Thomas von Bosio: Unser Motto ist: Bozen wieder lebens- und liebenswert zu machen. Wir möchten uns für die Zukunft rüsten und neue Impulse setzen. In der vergangenen Weihnachtszeit haben wir beispielsweise in Zusammenarbeit mit der SEAB, dem Verein Volontarius und dem Unternehmen Markas die Aktion "Sauberes Bozen" initiiert und drei Flüchtlinge angestellt, die mitgeholfen haben, die Altstadt von Bozen zu säubern. Das Thema Flüchtlinge ist in unserer Gesellschaft der Gegenwart eine große Herausforderung und das Integrationsproblem kann durch nützliche Arbeit stattfinden. Mit der Aktion wollten wir auch für das Thema Sauberkeit sensibilisieren.

Welche anderen Themen werden Sie angehen?

Thomas von Bosio: Öffnungszeiten, Events, Erreichbarkeit - das sind alles Themen, die wir kurzfristig angehen werden. Daneben planen wir auch mittel- und langfristig und möchten uns mit öffentlichen Institutionen in Kontakt setzen und neue Mitglieder aufnehmen.

Warum die Entscheidung für die Unternehmensform Genossenschaft?

Thomas von Bosio: Wir spiegeln das Genossenschaftsprinzip gut wider: Förderung und Interessensvertretung der Mitglieder, außerdem sind wir eine deutsch- und italienischsprachige Genossenschaft, auch das eine Tatsache, die einen einzigartigen Charakter in Bozen hat, bis jetzt.

Wie finanzieren sie sich?

Thomas von Bosio: Bis jetzt ausschließlich über Mitgliederbeiträge, die wir nach einem transparenten System berechnen, je nach Branche, Lage und Größe. Das ist auch richtig so, wieso sollte ein Unternehmer unter den Lauben weniger zahlen als einer in einer Seitenstraße? Unser erstes Logo haben wir bewusst als pulsierendes Herz dargestellt: Ein Herz kann nur pulsieren, wenn die Hauptschlagader durch Blut aus den kleinen Arterien versorgt wird.
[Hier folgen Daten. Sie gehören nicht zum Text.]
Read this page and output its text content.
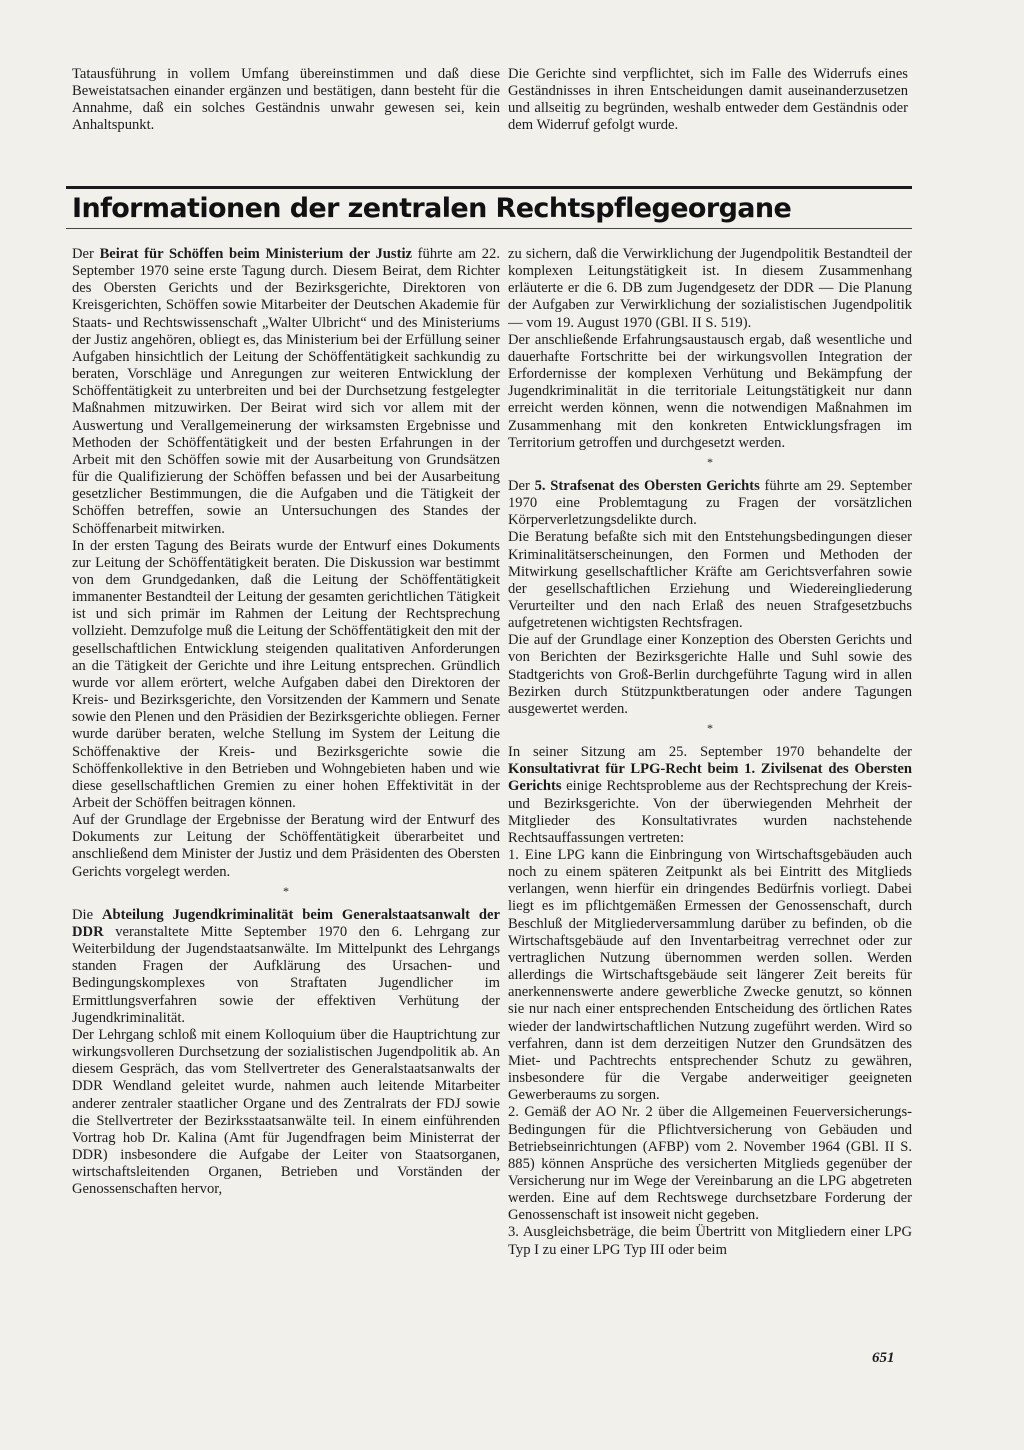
Tatausführung in vollem Umfang übereinstimmen und daß diese Beweistatsachen einander ergänzen und bestätigen, dann besteht für die Annahme, daß ein solches Geständnis unwahr gewesen sei, kein Anhaltspunkt.

Die Gerichte sind verpflichtet, sich im Falle des Widerrufs eines Geständnisses in ihren Entscheidungen damit auseinanderzusetzen und allseitig zu begründen, weshalb entweder dem Geständnis oder dem Widerruf gefolgt wurde.

Informationen der zentralen Rechtspflegeorgane

Der Beirat für Schöffen beim Ministerium der Justiz führte am 22. September 1970 seine erste Tagung durch. Diesem Beirat, dem Richter des Obersten Gerichts und der Bezirksgerichte, Direktoren von Kreisgerichten, Schöffen sowie Mitarbeiter der Deutschen Akademie für Staats- und Rechtswissenschaft „Walter Ulbricht“ und des Ministeriums der Justiz angehören, obliegt es, das Ministerium bei der Erfüllung seiner Aufgaben hinsichtlich der Leitung der Schöffentätigkeit sachkundig zu beraten, Vorschläge und Anregungen zur weiteren Entwicklung der Schöffentätigkeit zu unterbreiten und bei der Durchsetzung festgelegter Maßnahmen mitzuwirken. Der Beirat wird sich vor allem mit der Auswertung und Verallgemeinerung der wirksamsten Ergebnisse und Methoden der Schöffentätigkeit und der besten Erfahrungen in der Arbeit mit den Schöffen sowie mit der Ausarbeitung von Grundsätzen für die Qualifizierung der Schöffen befassen und bei der Ausarbeitung gesetzlicher Bestimmungen, die die Aufgaben und die Tätigkeit der Schöffen betreffen, sowie an Untersuchungen des Standes der Schöffenarbeit mitwirken.

In der ersten Tagung des Beirats wurde der Entwurf eines Dokuments zur Leitung der Schöffentätigkeit beraten. Die Diskussion war bestimmt von dem Grundgedanken, daß die Leitung der Schöffentätigkeit immanenter Bestandteil der Leitung der gesamten gerichtlichen Tätigkeit ist und sich primär im Rahmen der Leitung der Rechtsprechung vollzieht. Demzufolge muß die Leitung der Schöffentätigkeit den mit der gesellschaftlichen Entwicklung steigenden qualitativen Anforderungen an die Tätigkeit der Gerichte und ihre Leitung entsprechen. Gründlich wurde vor allem erörtert, welche Aufgaben dabei den Direktoren der Kreis- und Bezirksgerichte, den Vorsitzenden der Kammern und Senate sowie den Plenen und den Präsidien der Bezirksgerichte obliegen. Ferner wurde darüber beraten, welche Stellung im System der Leitung die Schöffenaktive der Kreis- und Bezirksgerichte sowie die Schöffenkollektive in den Betrieben und Wohngebieten haben und wie diese gesellschaftlichen Gremien zu einer hohen Effektivität in der Arbeit der Schöffen beitragen können.

Auf der Grundlage der Ergebnisse der Beratung wird der Entwurf des Dokuments zur Leitung der Schöffentätigkeit überarbeitet und anschließend dem Minister der Justiz und dem Präsidenten des Obersten Gerichts vorgelegt werden.

*

Die Abteilung Jugendkriminalität beim Generalstaatsanwalt der DDR veranstaltete Mitte September 1970 den 6. Lehrgang zur Weiterbildung der Jugendstaatsanwälte. Im Mittelpunkt des Lehrgangs standen Fragen der Aufklärung des Ursachen- und Bedingungskomplexes von Straftaten Jugendlicher im Ermittlungsverfahren sowie der effektiven Verhütung der Jugendkriminalität.

Der Lehrgang schloß mit einem Kolloquium über die Hauptrichtung zur wirkungsvolleren Durchsetzung der sozialistischen Jugendpolitik ab. An diesem Gespräch, das vom Stellvertreter des Generalstaatsanwalts der DDR Wendland geleitet wurde, nahmen auch leitende Mitarbeiter anderer zentraler staatlicher Organe und des Zentralrats der FDJ sowie die Stellvertreter der Bezirksstaatsanwälte teil. In einem einführenden Vortrag hob Dr. Kalina (Amt für Jugendfragen beim Ministerrat der DDR) insbesondere die Aufgabe der Leiter von Staatsorganen, wirtschaftsleitenden Organen, Betrieben und Vorständen der Genossenschaften hervor,

zu sichern, daß die Verwirklichung der Jugendpolitik Bestandteil der komplexen Leitungstätigkeit ist. In diesem Zusammenhang erläuterte er die 6. DB zum Jugendgesetz der DDR — Die Planung der Aufgaben zur Verwirklichung der sozialistischen Jugendpolitik — vom 19. August 1970 (GBl. II S. 519).

Der anschließende Erfahrungsaustausch ergab, daß wesentliche und dauerhafte Fortschritte bei der wirkungsvollen Integration der Erfordernisse der komplexen Verhütung und Bekämpfung der Jugendkriminalität in die territoriale Leitungstätigkeit nur dann erreicht werden können, wenn die notwendigen Maßnahmen im Zusammenhang mit den konkreten Entwicklungsfragen im Territorium getroffen und durchgesetzt werden.

*

Der 5. Strafsenat des Obersten Gerichts führte am 29. September 1970 eine Problemtagung zu Fragen der vorsätzlichen Körperverletzungsdelikte durch.

Die Beratung befaßte sich mit den Entstehungsbedingungen dieser Kriminalitätserscheinungen, den Formen und Methoden der Mitwirkung gesellschaftlicher Kräfte am Gerichtsverfahren sowie der gesellschaftlichen Erziehung und Wiedereingliederung Verurteilter und den nach Erlaß des neuen Strafgesetzbuchs aufgetretenen wichtigsten Rechtsfragen.

Die auf der Grundlage einer Konzeption des Obersten Gerichts und von Berichten der Bezirksgerichte Halle und Suhl sowie des Stadtgerichts von Groß-Berlin durchgeführte Tagung wird in allen Bezirken durch Stützpunktberatungen oder andere Tagungen ausgewertet werden.

*

In seiner Sitzung am 25. September 1970 behandelte der Konsultativrat für LPG-Recht beim 1. Zivilsenat des Obersten Gerichts einige Rechtsprobleme aus der Rechtsprechung der Kreis- und Bezirksgerichte. Von der überwiegenden Mehrheit der Mitglieder des Konsultativrates wurden nachstehende Rechtsauffassungen vertreten:

1. Eine LPG kann die Einbringung von Wirtschaftsgebäuden auch noch zu einem späteren Zeitpunkt als bei Eintritt des Mitglieds verlangen, wenn hierfür ein dringendes Bedürfnis vorliegt. Dabei liegt es im pflichtgemäßen Ermessen der Genossenschaft, durch Beschluß der Mitgliederversammlung darüber zu befinden, ob die Wirtschaftsgebäude auf den Inventarbeitrag verrechnet oder zur vertraglichen Nutzung übernommen werden sollen. Werden allerdings die Wirtschaftsgebäude seit längerer Zeit bereits für anerkennenswerte andere gewerbliche Zwecke genutzt, so können sie nur nach einer entsprechenden Entscheidung des örtlichen Rates wieder der landwirtschaftlichen Nutzung zugeführt werden. Wird so verfahren, dann ist dem derzeitigen Nutzer den Grundsätzen des Miet- und Pachtrechts entsprechender Schutz zu gewähren, insbesondere für die Vergabe anderweitiger geeigneten Gewerberaums zu sorgen.

2. Gemäß der AO Nr. 2 über die Allgemeinen Feuerversicherungs-Bedingungen für die Pflichtversicherung von Gebäuden und Betriebseinrichtungen (AFBP) vom 2. November 1964 (GBl. II S. 885) können Ansprüche des versicherten Mitglieds gegenüber der Versicherung nur im Wege der Vereinbarung an die LPG abgetreten werden. Eine auf dem Rechtswege durchsetzbare Forderung der Genossenschaft ist insoweit nicht gegeben.

3. Ausgleichsbeträge, die beim Übertritt von Mitgliedern einer LPG Typ I zu einer LPG Typ III oder beim

651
Das heißt, wir legen großen Wert auf die Seitenstraßen und Gassen dieser Stadt, wir möchten alle involvieren und niemanden ausschließen.
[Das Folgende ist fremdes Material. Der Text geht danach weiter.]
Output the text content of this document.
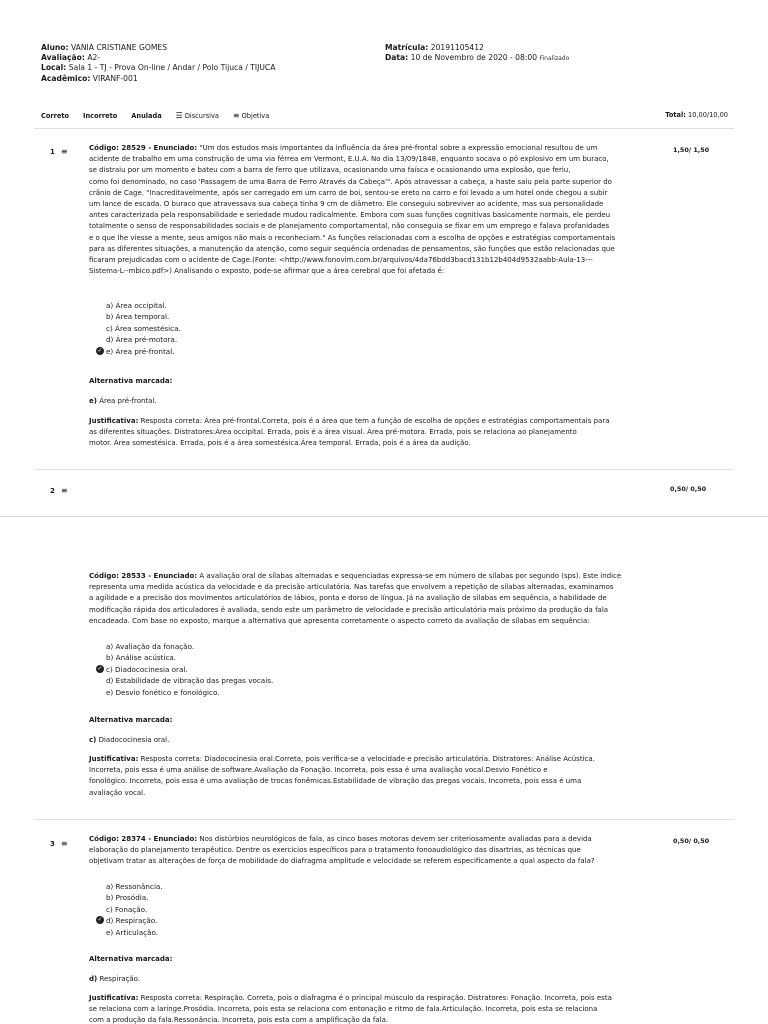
Aluno: VANIA CRISTIANE GOMES
Avaliação: A2-
Local: Sala 1 - TJ - Prova On-line / Andar / Polo Tijuca / TIJUCA
Acadêmico: VIRANF-001
Matrícula: 20191105412
Data: 10 de Novembro de 2020 - 08:00 Finalizado
Correto Incorreto Anulada ☰ Discursiva ≡ Objetiva	Total: 10,00/10,00
1 ≡	1,50/ 1,50
Código: 28529 - Enunciado: "Um dos estudos mais importantes da influência da área pré-frontal sobre a expressão emocional resultou de um
acidente de trabalho em uma construção de uma via férrea em Vermont, E.U.A. No dia 13/09/1848, enquanto socava o pó explosivo em um buraco,
se distraiu por um momento e bateu com a barra de ferro que utilizava, ocasionando uma faísca e ocasionando uma explosão, que feriu,
como foi denominado, no caso 'Passagem de uma Barra de Ferro Através da Cabeça'". Após atravessar a cabeça, a haste saiu pela parte superior do
crânio de Cage. "Inacreditavelmente, após ser carregado em um carro de boi, sentou-se ereto no carro e foi levado a um hotel onde chegou a subir
um lance de escada. O buraco que atravessava sua cabeça tinha 9 cm de diâmetro. Ele conseguiu sobreviver ao acidente, mas sua personalidade
antes caracterizada pela responsabilidade e seriedade mudou radicalmente. Embora com suas funções cognitivas basicamente normais, ele perdeu
totalmente o senso de responsabilidades sociais e de planejamento comportamental, não conseguia se fixar em um emprego e falava profanidades
e o que lhe viesse a mente, seus amigos não mais o reconheciam." As funções relacionadas com a escolha de opções e estratégias comportamentais
para as diferentes situações, a manutenção da atenção, como seguir sequência ordenadas de pensamentos, são funções que estão relacionadas que
ficaram prejudicadas com o acidente de Cage.(Fonte: <http://www.fonovim.com.br/arquivos/4da76bdd3bacd131b12b404d9532aabb-Aula-13---
Sistema-L--mbico.pdf>) Analisando o exposto, pode-se afirmar que a área cerebral que foi afetada é:
a) Área occipital.
b) Área temporal.
c) Área somestésica.
d) Área pré-motora.
✓ e) Área pré-frontal.
Alternativa marcada:
e) Área pré-frontal.
Justificativa: Resposta correta: Área pré-frontal.Correta, pois é a área que tem a função de escolha de opções e estratégias comportamentais para
as diferentes situações. Distratores:Área occipital. Errada, pois é a área visual. Área pré-motora. Errada, pois se relaciona ao planejamento
motor. Área somestésica. Errada, pois é a área somestésica.Área temporal. Errada, pois é a área da audição.
2 ≡	0,50/ 0,50
Código: 28533 - Enunciado: A avaliação oral de sílabas alternadas e sequenciadas expressa-se em número de sílabas por segundo (sps). Este índice
representa uma medida acústica da velocidade e da precisão articulatória. Nas tarefas que envolvem a repetição de sílabas alternadas, examinamos
a agilidade e a precisão dos movimentos articulatórios de lábios, ponta e dorso de língua. Já na avaliação de sílabas em sequência, a habilidade de
modificação rápida dos articuladores é avaliada, sendo este um parâmetro de velocidade e precisão articulatória mais próximo da produção da fala
encadeada. Com base no exposto, marque a alternativa que apresenta corretamente o aspecto correto da avaliação de sílabas em sequência:
a) Avaliação da fonação.
b) Análise acústica.
✓ c) Diadococinesia oral.
d) Estabilidade de vibração das pregas vocais.
e) Desvio fonético e fonológico.
Alternativa marcada:
c) Diadococinesia oral.
Justificativa: Resposta correta: Diadococinesia oral.Correta, pois verifica-se a velocidade e precisão articulatória. Distratores: Análise Acústica.
Incorreta, pois essa é uma análise de software.Avaliação da Fonação. Incorreta, pois essa é uma avaliação vocal.Desvio Fonético e
fonológico. Incorreta, pois essa é uma avaliação de trocas fonêmicas.Estabilidade de vibração das pregas vocais. Incorreta, pois essa é uma
avaliação vocal.
3 ≡	0,50/ 0,50
Código: 28374 - Enunciado: Nos distúrbios neurológicos de fala, as cinco bases motoras devem ser criteriosamente avaliadas para a devida
elaboração do planejamento terapêutico. Dentre os exercícios específicos para o tratamento fonoaudiológico das disartrias, as técnicas que
objetivam tratar as alterações de força de mobilidade do diafragma amplitude e velocidade se referem especificamente a qual aspecto da fala?
a) Ressonância.
b) Prosódia.
c) Fonação.
✓ d) Respiração.
e) Articulação.
Alternativa marcada:
d) Respiração.
Justificativa: Resposta correta: Respiração. Correta, pois o diafragma é o principal músculo da respiração. Distratores: Fonação. Incorreta, pois esta
se relaciona com a laringe.Prosódia. Incorreta, pois esta se relaciona com entonação e ritmo de fala.Articulação. Incorreta, pois esta se relaciona
com a produção da fala.Ressonância. Incorreta, pois esta com a amplificação da fala.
Herr Ivan Waldner, Sie sind der Vizepräsident der Genossenschaft BZHeartbeat. Woran werden die Boznerinnen und Bozner erkennen, das sich was ändert?
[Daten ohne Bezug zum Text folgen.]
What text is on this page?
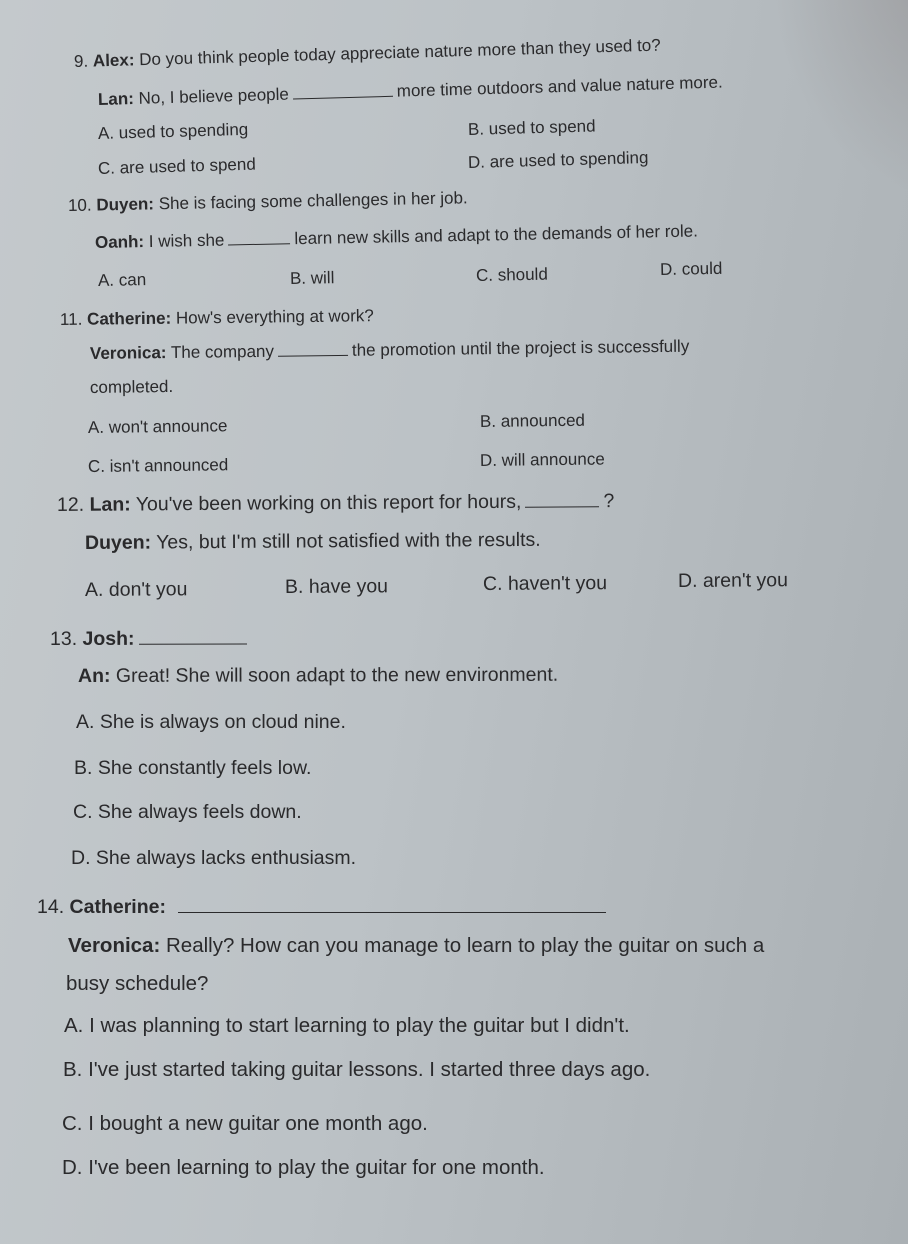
9. Alex: Do you think people today appreciate nature more than they used to?
Lan: No, I believe people	more time outdoors and value nature more.
A. used to spending	B. used to spend
C. are used to spend	D. are used to spending
10. Duyen: She is facing some challenges in her job.
Oanh: I wish she	learn new skills and adapt to the demands of her role.
A. can	B. will	C. should	D. could
11. Catherine: How's everything at work?
Veronica: The company	the promotion until the project is successfully
completed.
A. won't announce	B. announced
C. isn't announced	D. will announce
12. Lan: You've been working on this report for hours,	?
Duyen: Yes, but I'm still not satisfied with the results.
A. don't you	B. have you	C. haven't you	D. aren't you
13. Josh:
An: Great! She will soon adapt to the new environment.
A. She is always on cloud nine.
B. She constantly feels low.
C. She always feels down.
D. She always lacks enthusiasm.
14. Catherine:
Veronica: Really? How can you manage to learn to play the guitar on such a
busy schedule?
A. I was planning to start learning to play the guitar but I didn't.
B. I've just started taking guitar lessons. I started three days ago.
C. I bought a new guitar one month ago.
D. I've been learning to play the guitar for one month.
Ivan Waldner: Durch unser Tun. Jeder erwartet von uns gewisse Ergebnisse. Derzeit arbeiten wir an einen neuen Marketingplan. Wir möchten beispielsweise ungenützte Zeiten besser nutzen, das heißt auch neue, attraktive Events einführen, die nicht nur das Kommerzielle unterstreichen, sondern auch das Herz von Bozen herausstreichen. Bozen ist eine sehr schöne, liebenswürdige Stadt.

Welches waren die größten Herausforderungen bisher?

Ivan Waldner: Die größte Herausforderung war es zu starten, anzufangen wir waren nur wenige und jeder von uns hat freiwillig die eigenen Energien und die eigene Zeit für ganz Bozen eingebracht. Das ist schon eine wichtig Geste für Bozen. Wir warten nun darauf, dass mehr Mitglieder in dieser Hinsicht sensibler werden.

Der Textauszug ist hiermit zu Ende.